C. Give the caller the database version and patch level so that they can receive help applying the patch.
D. Call the police to report the contact about the database systems, and then check system logs for attack attempts.
Answer: A
Explanation:
Impersonation is where a person, computer, software application or service pretends to be someone or something it’s not. Impersonation is commonly non-maliciously used in client/server applications. However, it can also be used as a security threat.
In this question, the person making the call may be impersonating someone who works for a well-known database vendor. The actions described in this answer would mitigate the risk. By not divulging information about your database system and contacting the vendor directly, you can be sure that you are talking to the right people.

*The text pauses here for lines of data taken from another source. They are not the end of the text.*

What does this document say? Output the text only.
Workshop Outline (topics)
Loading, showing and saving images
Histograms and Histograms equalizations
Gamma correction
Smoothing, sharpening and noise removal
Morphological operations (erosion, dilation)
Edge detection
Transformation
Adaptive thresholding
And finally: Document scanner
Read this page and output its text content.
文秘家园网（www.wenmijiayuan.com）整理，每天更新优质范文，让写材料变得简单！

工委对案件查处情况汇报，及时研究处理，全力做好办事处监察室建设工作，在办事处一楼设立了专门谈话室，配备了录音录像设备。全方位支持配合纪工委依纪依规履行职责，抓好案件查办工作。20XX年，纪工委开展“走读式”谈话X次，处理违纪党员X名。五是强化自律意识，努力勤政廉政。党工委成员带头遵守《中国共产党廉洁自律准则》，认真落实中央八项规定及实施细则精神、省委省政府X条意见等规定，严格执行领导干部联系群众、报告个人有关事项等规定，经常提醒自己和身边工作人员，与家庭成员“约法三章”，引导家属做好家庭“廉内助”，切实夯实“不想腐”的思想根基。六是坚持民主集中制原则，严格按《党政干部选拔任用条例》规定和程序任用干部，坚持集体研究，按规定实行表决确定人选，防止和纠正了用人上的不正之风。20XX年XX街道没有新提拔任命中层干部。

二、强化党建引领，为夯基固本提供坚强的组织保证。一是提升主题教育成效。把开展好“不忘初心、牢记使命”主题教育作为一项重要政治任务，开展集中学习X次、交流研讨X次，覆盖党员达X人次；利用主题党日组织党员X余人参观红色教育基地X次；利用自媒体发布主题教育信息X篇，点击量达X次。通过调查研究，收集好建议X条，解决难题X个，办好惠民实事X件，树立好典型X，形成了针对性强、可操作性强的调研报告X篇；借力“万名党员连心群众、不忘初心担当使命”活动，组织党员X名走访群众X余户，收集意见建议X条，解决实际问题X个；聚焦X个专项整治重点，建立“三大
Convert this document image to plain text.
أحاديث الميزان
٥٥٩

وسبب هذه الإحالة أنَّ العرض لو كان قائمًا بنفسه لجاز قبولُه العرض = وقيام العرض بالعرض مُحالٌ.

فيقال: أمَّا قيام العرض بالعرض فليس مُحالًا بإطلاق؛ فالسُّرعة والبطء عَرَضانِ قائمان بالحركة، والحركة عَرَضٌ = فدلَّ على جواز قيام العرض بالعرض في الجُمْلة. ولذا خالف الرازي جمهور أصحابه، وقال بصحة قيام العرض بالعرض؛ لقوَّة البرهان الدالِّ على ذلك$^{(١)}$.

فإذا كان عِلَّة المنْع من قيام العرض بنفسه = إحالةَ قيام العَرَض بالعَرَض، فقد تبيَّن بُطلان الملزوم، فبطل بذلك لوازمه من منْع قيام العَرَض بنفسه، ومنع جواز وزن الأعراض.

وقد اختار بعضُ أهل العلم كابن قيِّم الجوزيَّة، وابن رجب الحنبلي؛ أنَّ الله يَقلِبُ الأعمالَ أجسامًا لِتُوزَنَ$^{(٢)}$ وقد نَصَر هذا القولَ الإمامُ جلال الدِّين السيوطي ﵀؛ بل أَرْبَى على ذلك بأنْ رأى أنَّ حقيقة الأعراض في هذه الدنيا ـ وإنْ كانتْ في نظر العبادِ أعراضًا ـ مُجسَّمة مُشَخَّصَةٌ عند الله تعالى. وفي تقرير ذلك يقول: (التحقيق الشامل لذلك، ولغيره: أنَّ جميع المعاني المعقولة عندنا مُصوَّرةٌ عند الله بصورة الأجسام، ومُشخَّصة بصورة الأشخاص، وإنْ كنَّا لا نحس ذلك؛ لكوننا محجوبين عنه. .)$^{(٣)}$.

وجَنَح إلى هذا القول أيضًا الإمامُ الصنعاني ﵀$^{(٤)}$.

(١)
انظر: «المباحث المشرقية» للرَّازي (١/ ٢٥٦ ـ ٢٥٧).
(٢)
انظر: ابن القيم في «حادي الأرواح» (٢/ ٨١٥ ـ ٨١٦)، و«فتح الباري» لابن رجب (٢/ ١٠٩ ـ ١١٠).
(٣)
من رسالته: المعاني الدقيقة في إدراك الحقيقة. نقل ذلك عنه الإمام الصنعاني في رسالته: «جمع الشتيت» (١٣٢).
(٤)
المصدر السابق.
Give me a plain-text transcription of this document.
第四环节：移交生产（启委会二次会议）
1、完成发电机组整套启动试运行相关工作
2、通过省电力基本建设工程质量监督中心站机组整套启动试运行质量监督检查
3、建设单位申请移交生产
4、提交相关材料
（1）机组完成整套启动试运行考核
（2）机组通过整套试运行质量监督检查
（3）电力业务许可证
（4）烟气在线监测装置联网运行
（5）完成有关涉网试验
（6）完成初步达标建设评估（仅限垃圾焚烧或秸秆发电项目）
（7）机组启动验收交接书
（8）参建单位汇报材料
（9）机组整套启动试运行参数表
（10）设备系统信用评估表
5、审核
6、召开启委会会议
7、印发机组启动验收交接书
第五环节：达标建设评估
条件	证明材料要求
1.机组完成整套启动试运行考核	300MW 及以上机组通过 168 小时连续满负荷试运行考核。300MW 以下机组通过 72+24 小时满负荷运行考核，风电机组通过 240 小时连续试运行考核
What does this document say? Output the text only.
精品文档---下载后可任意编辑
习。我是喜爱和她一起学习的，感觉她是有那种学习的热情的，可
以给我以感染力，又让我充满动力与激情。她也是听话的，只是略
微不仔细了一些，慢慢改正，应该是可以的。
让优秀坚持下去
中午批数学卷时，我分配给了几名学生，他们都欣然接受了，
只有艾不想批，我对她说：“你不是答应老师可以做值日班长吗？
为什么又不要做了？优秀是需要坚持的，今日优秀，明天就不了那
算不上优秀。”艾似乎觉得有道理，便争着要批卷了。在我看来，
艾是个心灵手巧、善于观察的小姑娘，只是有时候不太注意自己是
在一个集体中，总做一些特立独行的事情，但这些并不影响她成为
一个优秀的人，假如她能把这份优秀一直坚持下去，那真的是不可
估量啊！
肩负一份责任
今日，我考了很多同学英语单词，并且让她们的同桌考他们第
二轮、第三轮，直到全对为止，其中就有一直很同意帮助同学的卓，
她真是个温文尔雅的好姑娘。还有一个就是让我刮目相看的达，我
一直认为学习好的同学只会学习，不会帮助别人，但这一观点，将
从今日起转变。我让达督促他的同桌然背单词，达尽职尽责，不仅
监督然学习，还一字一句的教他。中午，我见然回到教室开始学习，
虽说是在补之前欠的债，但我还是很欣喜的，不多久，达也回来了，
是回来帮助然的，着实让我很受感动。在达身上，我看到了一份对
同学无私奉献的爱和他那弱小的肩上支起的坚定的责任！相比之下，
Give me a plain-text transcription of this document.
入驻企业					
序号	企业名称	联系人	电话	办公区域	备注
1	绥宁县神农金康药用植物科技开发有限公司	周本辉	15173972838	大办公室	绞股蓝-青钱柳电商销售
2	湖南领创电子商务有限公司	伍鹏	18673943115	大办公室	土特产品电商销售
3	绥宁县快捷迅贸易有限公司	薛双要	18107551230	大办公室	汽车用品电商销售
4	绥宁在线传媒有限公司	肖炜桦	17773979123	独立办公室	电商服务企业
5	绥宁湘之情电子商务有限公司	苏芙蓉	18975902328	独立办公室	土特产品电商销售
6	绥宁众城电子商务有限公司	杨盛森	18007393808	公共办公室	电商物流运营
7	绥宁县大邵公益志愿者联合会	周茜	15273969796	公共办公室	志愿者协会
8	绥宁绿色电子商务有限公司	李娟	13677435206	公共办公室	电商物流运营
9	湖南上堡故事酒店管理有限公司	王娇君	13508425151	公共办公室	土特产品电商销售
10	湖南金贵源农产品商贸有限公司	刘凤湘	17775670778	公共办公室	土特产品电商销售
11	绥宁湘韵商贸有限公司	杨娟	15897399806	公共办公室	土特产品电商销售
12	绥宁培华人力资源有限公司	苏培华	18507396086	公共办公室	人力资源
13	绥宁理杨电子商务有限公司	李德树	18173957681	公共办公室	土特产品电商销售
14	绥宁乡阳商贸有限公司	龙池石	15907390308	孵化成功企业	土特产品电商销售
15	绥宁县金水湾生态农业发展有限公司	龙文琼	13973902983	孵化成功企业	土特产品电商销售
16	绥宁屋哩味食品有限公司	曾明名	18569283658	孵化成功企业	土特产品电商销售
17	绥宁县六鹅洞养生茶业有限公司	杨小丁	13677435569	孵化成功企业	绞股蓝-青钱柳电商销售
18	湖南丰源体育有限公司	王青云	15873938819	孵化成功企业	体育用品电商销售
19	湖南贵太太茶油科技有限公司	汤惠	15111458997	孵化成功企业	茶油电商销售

Q14. A system administrator has concerns regarding their users accessing systems and secured areas using others’ credentials. Which of the following can BEST address this concern?
A. Create conduct policies prohibiting sharing credentials.
B. Enforce a policy shortening the credential expiration timeframe.
C. Implement biometric readers on laptops and restricted areas.
D. Install security cameras in areas containing sensitive systems.
Answer: C
Explanation:
Biometrics is an authentication process that makes use of physical characteristics to establish identification. This will prevent users making use of others credentials.
Q15. Which of the following provides dedicated hardware-based cryptographic functions to an operating system and its applications running on laptops and desktops?
A. TPM
B. HSM
C. CPU
D. FPU
Answer: A
Explanation:
Trusted Platform Module (TPM) is a hardware-based encryption solution that is embedded in the system’s motherboard and is enabled or disable in BIOS. It helps with hash key generation and stores cryptographic keys, passwords, or certificates.